Hafner also praised the county commissioners for their support.
“Finding funds is very difficult. We do get insurance money from people who have insurance, but the way the insurance companies pay is very frustrating,” she said. To make up the difference, Hafner says she finds a lot of grants and the county commission has been very supportive. “That has allowed us to not have to go back and increase our mill levy. The county has been able to assist us with other funds that have come in. The state is pretty supportive with grants, but those are getting harder to get.
“Finances are probably my biggest concern over the next five years. We have an excellent core of medical providers here and really good volunteers,” she explained.

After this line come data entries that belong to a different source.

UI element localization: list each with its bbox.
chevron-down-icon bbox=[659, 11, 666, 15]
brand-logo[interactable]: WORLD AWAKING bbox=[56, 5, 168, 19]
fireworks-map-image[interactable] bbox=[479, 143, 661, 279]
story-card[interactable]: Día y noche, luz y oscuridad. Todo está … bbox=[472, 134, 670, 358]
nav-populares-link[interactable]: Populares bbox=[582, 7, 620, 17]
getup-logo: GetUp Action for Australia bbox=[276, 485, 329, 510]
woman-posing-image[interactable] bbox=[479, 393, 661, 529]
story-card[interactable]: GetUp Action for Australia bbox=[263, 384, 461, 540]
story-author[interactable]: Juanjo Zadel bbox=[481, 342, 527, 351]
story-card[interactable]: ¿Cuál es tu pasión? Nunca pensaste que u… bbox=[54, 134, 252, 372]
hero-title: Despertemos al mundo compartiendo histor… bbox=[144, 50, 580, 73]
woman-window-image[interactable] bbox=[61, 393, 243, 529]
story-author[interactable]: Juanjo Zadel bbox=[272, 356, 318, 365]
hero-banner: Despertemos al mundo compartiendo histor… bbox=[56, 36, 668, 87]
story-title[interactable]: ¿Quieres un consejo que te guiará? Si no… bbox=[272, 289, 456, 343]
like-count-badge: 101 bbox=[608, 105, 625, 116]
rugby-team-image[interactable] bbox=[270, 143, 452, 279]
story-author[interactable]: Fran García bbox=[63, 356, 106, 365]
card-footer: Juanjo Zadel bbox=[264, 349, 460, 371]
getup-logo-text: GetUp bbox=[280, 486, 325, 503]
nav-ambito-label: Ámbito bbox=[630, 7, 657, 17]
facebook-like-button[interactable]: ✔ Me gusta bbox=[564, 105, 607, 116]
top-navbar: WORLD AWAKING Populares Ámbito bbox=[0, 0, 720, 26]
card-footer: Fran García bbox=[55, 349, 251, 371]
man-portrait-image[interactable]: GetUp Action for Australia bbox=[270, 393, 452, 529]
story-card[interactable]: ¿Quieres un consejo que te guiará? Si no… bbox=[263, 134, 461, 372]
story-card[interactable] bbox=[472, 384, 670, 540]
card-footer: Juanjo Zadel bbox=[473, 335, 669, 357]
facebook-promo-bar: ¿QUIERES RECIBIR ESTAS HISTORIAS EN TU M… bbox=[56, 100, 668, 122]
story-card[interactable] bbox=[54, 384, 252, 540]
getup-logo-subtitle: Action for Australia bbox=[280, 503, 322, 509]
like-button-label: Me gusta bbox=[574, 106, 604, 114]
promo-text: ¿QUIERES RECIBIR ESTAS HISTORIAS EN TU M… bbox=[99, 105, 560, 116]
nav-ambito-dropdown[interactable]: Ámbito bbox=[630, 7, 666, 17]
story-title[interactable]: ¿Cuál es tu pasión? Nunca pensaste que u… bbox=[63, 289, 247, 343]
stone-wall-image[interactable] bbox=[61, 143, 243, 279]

“So, I am not really worried about the staffing. I am really worried about the funding and how we are going to keep going.”
According to Hafner, the oil impact grants had a huge effect. “I would say that we have gotten close to $1 million since I have been here in oil and PAC grants, which was huge. This building we are in was built entirely with grant funds. It is an $805,000 building.”
In an effort to continue being cost-effective, Hafner said that they will soon send in a 2014 vehicle for a remount to extend its usable life. “We have put more than 100,000 miles on it since we have put it in use. So, in the next year, we are going to have to find $100,000. Instead of buying a new one, we are going to refit that one.
“We are going to be asking for some help. That is going to be our next big expense,” she added. While it is being refitted, it will also not be serving the Killdeer community for approximately three to six months.
“Once we start hitting 100,000 miles, we start planning for a replacement and expect to have that vehicle refitted or replaced before it hits 150,000 miles. If we trade it in after 150,000 miles, there is a noticeable difference in what we get back out of that truck.”
The mileage can add up quickly in and around Killdeer, she said. “If we take a local call, we are a long way from the hospital. So, we put a lot more miles on a truck than most of the places do.”
Hafner said recently because of the growth there have been times that all of the vehicles have been out responding to calls. “That is happening more and more often now.”
Even with the increase load and traffic, the service has gotten its response time down to about two minutes. “It used to be about 10 minutes. “That is a big change in how fast we can get care to somebody. It is how fast we can get out the door. The state measures that. We report every run we do.”
According to Hafner, the state requires all ‘chute’ times to be 10 minutes or less for the unit to leave the building.
Hafner said the service responds to calls from dispatch in Bismarck. “But they don’t really know what we are dealing with out here. Western North Dakota is very busy for them. They’ll tell what well…. the so-and-so well… we don’t know where that is unless give us the street. A lot of these wells don’t have addresses.
“We even have streets in this county that do not have street signs. We have people in this county that do not have their house numbers.
“Those are big frustrations,” she added, noting that people living in Killdeer need to make sure the house number is visible from the street.
“Finding places can be very difficult. We have been very lucky that the deputies are going on some of our runs and the deputies will lead us in,” she said. Sometimes, we’ll follow the fire department to a scene because some of them work in the oilfields and they are familiar with the area.
“We need to start getting street signs up everywhere and we need to get people putting up house numbers on their houses,” Hafner explained.